Resolution to Confusion
The US Food and Drug Administration (FDA) finally finalized a rule that clarifies its position on the types of evidence it will consider when determining the intended use of a medical product. In addition, the new rule repeals and replaces the unimplemented portions of an earlier final rule on intended uses.
The FDA said that the final rule, which comes less than a year after the agency proposed it, is “largely unchanged from the proposed rule.” According to the agency, the only change from the proposed rule is a modification to the codified language of the intended uses regulation, “to clarify its applicability to devices that are approved, cleared, granted marketing authorization, or exempted from premarket notification.”
The rule has taken a long time to become final. The effort to update FDA’s intended use regulations started in 2015, when the agency initially issued a proposed rule that was subsequently revised and made final in January 2017, in spite of pushback from industry. Before the rule was to become effective, FDA delayed its implementation by 90 days in February 2017, then by a year in March 2017, before delaying it indefinitely in March 2018.
Confusion and concerns raised by pharmaceutical and biotech industry groups prompted the delays. They petitioned FDA to stop the rule and go back to its original proposal to delete two rarely enforced clauses, found in 21 CFR 201.128 and 801.4, that enable FDA to regulate products according to their actual uses based on whether a manufacturer “knows, or has knowledge of” information that would indicate that a drug or device will be used for other uses outside the product’s specified intended use.
Last September FDA released the proposed rule, introducing new language to clarify that companies “would not be regarded as intending an unapproved new use for an [approved or cleared medical product] based solely on that firm’s knowledge that such [product] was being prescribed or used by health care providers for such use,” making it clear that the firm’s knowledge of an unapproved use would not, by itself, trigger new labeling obligations. FDA also emphasized that the proposed rule reflects the agency’s interpretation of the intended use regulations and its existing policies and practices for determining a product’s intended uses.
In the final regulation, FDA nixed industry’s insistence that the agency narrow its interpretation of evidence of intended use to a firm’s promotional claims.
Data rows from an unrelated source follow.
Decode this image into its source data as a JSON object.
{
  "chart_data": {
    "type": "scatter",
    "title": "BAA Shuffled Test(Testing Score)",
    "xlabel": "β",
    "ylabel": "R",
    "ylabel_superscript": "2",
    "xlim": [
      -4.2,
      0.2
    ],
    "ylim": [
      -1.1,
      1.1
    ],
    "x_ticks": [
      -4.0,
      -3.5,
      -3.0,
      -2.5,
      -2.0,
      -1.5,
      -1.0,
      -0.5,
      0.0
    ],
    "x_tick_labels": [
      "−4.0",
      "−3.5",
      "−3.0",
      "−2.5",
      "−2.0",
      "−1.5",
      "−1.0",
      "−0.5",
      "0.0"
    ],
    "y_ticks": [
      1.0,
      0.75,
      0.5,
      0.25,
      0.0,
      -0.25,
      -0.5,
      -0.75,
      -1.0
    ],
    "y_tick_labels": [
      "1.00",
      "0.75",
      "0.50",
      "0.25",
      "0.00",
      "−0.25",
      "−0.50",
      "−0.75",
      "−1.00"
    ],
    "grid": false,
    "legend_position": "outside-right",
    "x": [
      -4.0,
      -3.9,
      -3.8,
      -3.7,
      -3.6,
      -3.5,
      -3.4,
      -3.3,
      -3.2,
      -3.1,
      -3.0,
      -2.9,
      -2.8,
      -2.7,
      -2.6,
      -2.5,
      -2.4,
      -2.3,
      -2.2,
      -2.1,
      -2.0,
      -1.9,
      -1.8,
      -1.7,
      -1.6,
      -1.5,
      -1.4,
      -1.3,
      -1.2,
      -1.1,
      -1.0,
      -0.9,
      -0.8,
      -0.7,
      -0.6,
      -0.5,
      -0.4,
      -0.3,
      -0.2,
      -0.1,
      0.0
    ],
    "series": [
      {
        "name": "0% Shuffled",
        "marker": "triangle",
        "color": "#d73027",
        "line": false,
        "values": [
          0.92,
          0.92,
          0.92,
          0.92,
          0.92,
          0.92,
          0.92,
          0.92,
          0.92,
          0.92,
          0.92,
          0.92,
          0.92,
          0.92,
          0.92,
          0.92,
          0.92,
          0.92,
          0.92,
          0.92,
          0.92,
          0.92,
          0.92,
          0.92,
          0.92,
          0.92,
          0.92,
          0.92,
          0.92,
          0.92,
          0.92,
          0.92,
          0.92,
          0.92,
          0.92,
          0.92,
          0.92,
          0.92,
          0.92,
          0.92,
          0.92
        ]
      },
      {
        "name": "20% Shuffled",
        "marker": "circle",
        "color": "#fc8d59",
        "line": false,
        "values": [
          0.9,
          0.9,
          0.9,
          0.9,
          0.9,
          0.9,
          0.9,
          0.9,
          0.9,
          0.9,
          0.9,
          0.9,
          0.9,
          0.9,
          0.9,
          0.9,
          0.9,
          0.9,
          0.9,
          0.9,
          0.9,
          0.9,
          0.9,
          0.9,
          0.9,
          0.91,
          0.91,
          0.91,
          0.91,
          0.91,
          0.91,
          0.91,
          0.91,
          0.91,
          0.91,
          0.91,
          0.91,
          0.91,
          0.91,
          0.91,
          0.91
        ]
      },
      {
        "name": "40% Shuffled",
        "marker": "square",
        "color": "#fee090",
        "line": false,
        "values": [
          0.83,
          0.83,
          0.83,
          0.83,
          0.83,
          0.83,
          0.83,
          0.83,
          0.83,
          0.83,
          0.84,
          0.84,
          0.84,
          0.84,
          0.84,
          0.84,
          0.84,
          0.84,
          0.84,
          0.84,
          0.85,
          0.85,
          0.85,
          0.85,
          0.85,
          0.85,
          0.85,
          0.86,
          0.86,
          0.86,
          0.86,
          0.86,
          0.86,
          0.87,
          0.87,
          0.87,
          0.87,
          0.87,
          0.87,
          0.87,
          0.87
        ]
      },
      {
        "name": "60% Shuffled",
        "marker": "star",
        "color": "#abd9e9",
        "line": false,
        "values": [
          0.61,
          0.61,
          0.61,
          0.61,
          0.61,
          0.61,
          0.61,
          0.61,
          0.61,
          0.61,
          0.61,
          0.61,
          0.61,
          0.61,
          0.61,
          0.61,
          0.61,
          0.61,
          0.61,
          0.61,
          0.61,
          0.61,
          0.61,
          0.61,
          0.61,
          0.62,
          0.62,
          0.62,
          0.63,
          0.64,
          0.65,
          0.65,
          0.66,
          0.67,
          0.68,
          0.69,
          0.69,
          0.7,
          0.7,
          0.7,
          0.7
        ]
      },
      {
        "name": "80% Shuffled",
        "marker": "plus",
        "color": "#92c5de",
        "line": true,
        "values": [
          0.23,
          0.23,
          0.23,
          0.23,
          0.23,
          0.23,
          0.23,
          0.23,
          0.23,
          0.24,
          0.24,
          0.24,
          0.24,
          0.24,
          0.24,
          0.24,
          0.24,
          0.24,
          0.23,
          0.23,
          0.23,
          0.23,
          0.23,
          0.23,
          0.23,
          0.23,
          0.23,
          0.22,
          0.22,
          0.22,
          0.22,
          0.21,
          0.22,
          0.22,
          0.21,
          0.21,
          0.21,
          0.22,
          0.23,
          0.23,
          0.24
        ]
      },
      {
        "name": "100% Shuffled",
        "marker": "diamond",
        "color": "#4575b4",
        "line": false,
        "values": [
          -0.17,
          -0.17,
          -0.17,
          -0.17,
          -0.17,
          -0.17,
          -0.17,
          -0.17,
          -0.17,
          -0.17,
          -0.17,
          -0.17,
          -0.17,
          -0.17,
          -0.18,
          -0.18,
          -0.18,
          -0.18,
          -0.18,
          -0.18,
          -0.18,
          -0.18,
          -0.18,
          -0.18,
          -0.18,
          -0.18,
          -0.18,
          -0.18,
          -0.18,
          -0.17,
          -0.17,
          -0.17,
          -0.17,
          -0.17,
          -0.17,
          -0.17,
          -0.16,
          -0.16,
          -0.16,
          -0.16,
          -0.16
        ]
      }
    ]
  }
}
FDA explained in the Federal Register notice announcing the final rule, “Nothing in the statute requires the narrow scope that the comment suggested … The fact that intended use can be established through promotional claims does not preclude the possibility that other evidence may be relevant as well.”
In addition, FDA declined several comments challenging the inclusion of “design or composition” of an article as a form of evidence relevant to establishing intended use. FDA said that it can consider product characteristics when determining if a product is “intended to affect the structure or any function of the body” and therefore subject to regulation as a medical device.
FDA also rejected comments hinging on both the First and Fifth Amendment, claiming that it “does not believe this rulemaking implicates the First Amendment,” and refuting calls for clearly drawn lines for what communications are permissible or impermissible. “While FDA agrees that laws must give a ‘person of ordinary intelligence a reasonable opportunity to know what is prohibited,’ ‘meticulous specificity’ is not required,” according to FDA.
The final rule is set to take effect on September 1.